While late-stage programs remain the flagship of the business, Starpharma has also pushed ahead with early-stage innovation. Its 'Star Navigator' initiative, launched in June 2025, is designed to streamline collaborations by providing partners with access to the DEP platform for research and development. Early projects are already underway with two new collaborators, showcasing the breadth of potential therapeutic applications. The company also continued to progress joint ventures and alliances, including with Petalion Therapeutics, which has delivered strong synergies in its first year. Collaborations with Genentech and MSD remain ongoing, while the long-standing AstraZeneca partnership formally concluded in 2024, allowing resources to shift to more active opportunities.

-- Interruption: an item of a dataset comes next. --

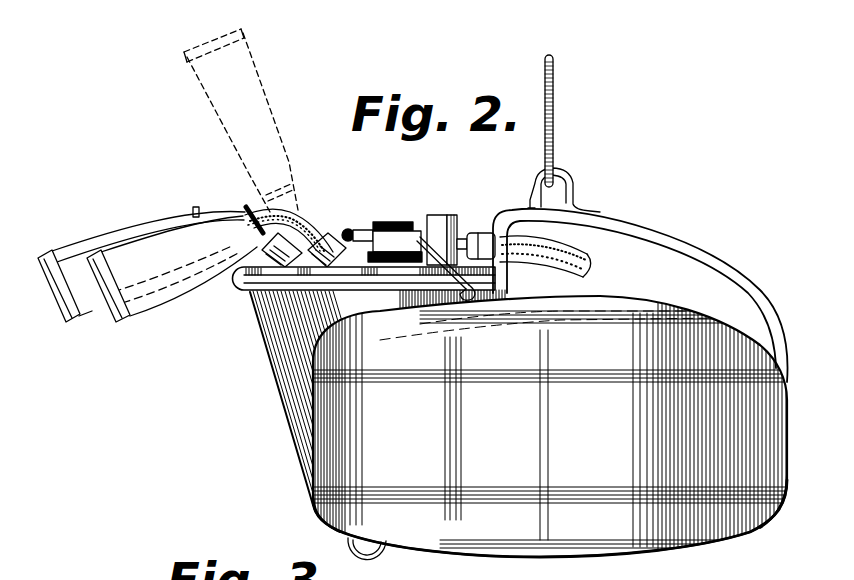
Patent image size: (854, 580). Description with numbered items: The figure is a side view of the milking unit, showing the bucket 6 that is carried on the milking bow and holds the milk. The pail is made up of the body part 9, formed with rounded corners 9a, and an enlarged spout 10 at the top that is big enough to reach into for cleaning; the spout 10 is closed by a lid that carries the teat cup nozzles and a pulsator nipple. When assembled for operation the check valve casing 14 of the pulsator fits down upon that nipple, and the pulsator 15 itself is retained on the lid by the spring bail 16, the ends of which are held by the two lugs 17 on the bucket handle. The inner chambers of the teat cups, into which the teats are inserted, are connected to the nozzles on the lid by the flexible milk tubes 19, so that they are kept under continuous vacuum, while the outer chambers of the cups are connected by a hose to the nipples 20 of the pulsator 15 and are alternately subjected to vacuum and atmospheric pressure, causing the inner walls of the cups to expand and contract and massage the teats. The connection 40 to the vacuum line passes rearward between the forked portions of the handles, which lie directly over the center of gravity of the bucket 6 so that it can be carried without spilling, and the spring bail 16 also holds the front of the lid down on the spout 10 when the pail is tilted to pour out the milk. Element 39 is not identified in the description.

Commercial products are playing an increasingly important role in Starpharma’s business model. VivaGel BV, a novel non-antibiotic treatment for bacterial vaginosis, is now registered in over 40 countries. In the past year, it was launched in Saudi Arabia and the UAE through ITROM Pharmaceutical, and a new licensing deal was signed with Synmosa Biopharma to cover the Philippines, Malaysia and Singapore. Aspen continues to market the product successfully in Australia under the Fleurstat brand. Viraleze, a broad-spectrum antiviral nasal spray, is registered in 35 jurisdictions and grew online sales by 40 per cent in the financial year 2025, supported by new digital campaigns and a London Underground billboard campaign. Preparations are also underway for its launch in Saudi Arabia later in 2025 with distribution partner Etqan and Nazahah.
For the year ended 30 June 2025, Starpharma reported revenue and other income of $5.9 million, down from $9.8 million in the prior year, which had included a one-off settlement payment of $6.6 million. The net loss after tax was $10 million, compared with an $8.2 million loss in 2024. Research and development expenditure totalled $8.4 million, focused on advancing DEP radiotheranostics and other pipeline programs. Cash reserves at year-end stood at $15.4 million, down from $23.4 million twelve months earlier, with net operating cash outflows of $ 8.0 million.
Chairman Rob Thomas said the company had remained disciplined in directing resources to the areas of most significant impact, guided by three principles: maximising DEP asset value, accelerating early-stage development and building long-term sustainability. Chief executive officer Cheryl Maley described the past year as one of recalibration and renewed focus, emphasising that deliberate decisions to concentrate on the most critical opportunities have created a more resilient organisation.
Starpharma also continued to strengthen its governance and culture, highlighting its third consecutive year of Great Place to Work certification alongside broader initiatives in environmental stewardship and workplace inclusion.
“Our mission remains to deliver better outcomes for patients through our unique dendrimer technology,” Maley said. “The progress made in FY25 gives us confidence in our ability to create enduring value for both patients and shareholders.”